Here’s what athletes can do:

  • Don’t downplay how you feel after a collision. Report it to a coach, parent or athletic trainer.
  • Notice if a teammate exhibits symptoms of a concussion; they may not realize it.
  • If you have a concussion, rest your brain the way you would rest an injured muscle – completely, until it’s ready to return to action. As Rupp says, “Turn off your alarm. If you wake up in time for school on your own, you’re probably good to go.

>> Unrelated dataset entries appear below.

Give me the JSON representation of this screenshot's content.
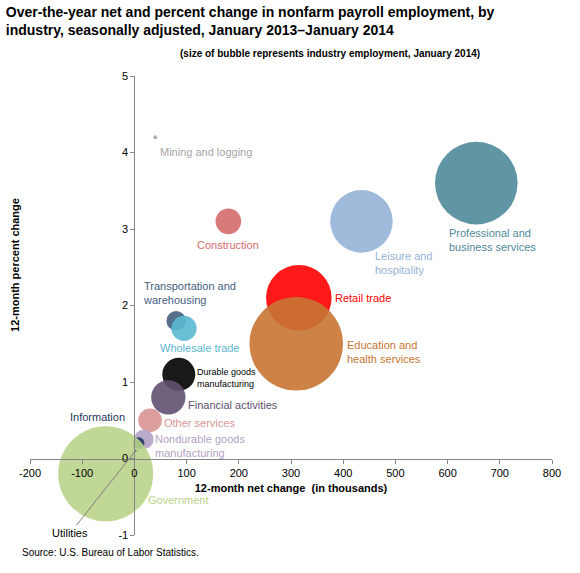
{
  "chart_data": {
    "type": "bubble",
    "title": "Over-the-year net and percent change in nonfarm payroll employment, by industry, seasonally adjusted, January 2013–January 2014",
    "subtitle": "(size of bubble represents industry employment, January 2014)",
    "x_label": "12-month net change  (in thousands)",
    "y_label": "12-month percent change",
    "source": "Source: U.S. Bureau of Labor Statistics.",
    "xlim": [
      -200,
      800
    ],
    "xticks": [
      -200,
      -100,
      0,
      100,
      200,
      300,
      400,
      500,
      600,
      700,
      800
    ],
    "ylim": [
      -1,
      5
    ],
    "yticks": [
      -1,
      0,
      1,
      2,
      3,
      4,
      5
    ],
    "grid": false,
    "series": [
      {
        "name": "Mining and logging",
        "color": "#a6a6a6",
        "x": [
          40
        ],
        "values": [
          4.2
        ],
        "size": [
          900
        ]
      },
      {
        "name": "Construction",
        "color": "#d46b6b",
        "x": [
          180
        ],
        "values": [
          3.1
        ],
        "size": [
          5900
        ]
      },
      {
        "name": "Professional and business services",
        "color": "#4f8a99",
        "x": [
          655
        ],
        "values": [
          3.6
        ],
        "size": [
          19000
        ]
      },
      {
        "name": "Leisure and hospitality",
        "color": "#95b3d7",
        "x": [
          435
        ],
        "values": [
          3.1
        ],
        "size": [
          14400
        ]
      },
      {
        "name": "Retail trade",
        "color": "#ff0000",
        "x": [
          315
        ],
        "values": [
          2.1
        ],
        "size": [
          15100
        ]
      },
      {
        "name": "Education and health services",
        "color": "#c87533",
        "x": [
          310
        ],
        "values": [
          1.5
        ],
        "size": [
          21500
        ]
      },
      {
        "name": "Transportation and warehousing",
        "color": "#44607f",
        "x": [
          80
        ],
        "values": [
          1.8
        ],
        "size": [
          4500
        ]
      },
      {
        "name": "Wholesale trade",
        "color": "#5bb8d0",
        "x": [
          95
        ],
        "values": [
          1.7
        ],
        "size": [
          5800
        ]
      },
      {
        "name": "Durable goods manufacturing",
        "color": "#000000",
        "x": [
          85
        ],
        "values": [
          1.1
        ],
        "size": [
          7600
        ]
      },
      {
        "name": "Financial activities",
        "color": "#605070",
        "x": [
          65
        ],
        "values": [
          0.8
        ],
        "size": [
          7900
        ]
      },
      {
        "name": "Other services",
        "color": "#d99594",
        "x": [
          30
        ],
        "values": [
          0.5
        ],
        "size": [
          5450
        ]
      },
      {
        "name": "Nondurable goods manufacturing",
        "color": "#b3a2c7",
        "x": [
          18
        ],
        "values": [
          0.25
        ],
        "size": [
          4500
        ]
      },
      {
        "name": "Information",
        "color": "#1f3864",
        "x": [
          8
        ],
        "values": [
          0.2
        ],
        "size": [
          2700
        ]
      },
      {
        "name": "Government",
        "color": "#b9d38a",
        "x": [
          -55
        ],
        "values": [
          -0.2
        ],
        "size": [
          21860
        ]
      },
      {
        "name": "Utilities",
        "color": "#4a7a8c",
        "x": [
          2
        ],
        "values": [
          0.1
        ],
        "size": [
          550
        ]
      }
    ]
  }
}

If you sleep until noon, you probably need the rest.”

Athletic trainers may be our first line of defense against this injury, which is now looking like an epidemic among our high school athletes. They know the kids – and they have a pre-test. Ask the school’s ATC just to have a conversation with your kid. And be sure you’re not the parent who said to Paul Rupp, “Oh, my kid is just being dramatic. Let him play.”

Let the health professionals decide.

I was floored by the kids on NBC’s “Rock Center” feature last month:


All of them had a headache. All had had more than one concussion. The ones who were allowed, still insisted on playing because “They just couldn’t imagine giving it up.” And their parents were letting them. Those kids may be giving up more than they can even imagine. They’re kids, after all – their brains are still maturing.

And that’s the whole deal. As coaches and parents, we have to draw a line on this one. Let’s give them the tools they need to meet the game, as it’s played. Tool number one: when you’re injured, take a knee.

I’m reminded of what Washington and Lee University president Dr. Kenneth P. Ruscio recently said to my daughter and her classmates upon their graduation from W&L: “Is your brain a sufficiently interesting place to spend the rest of your life?”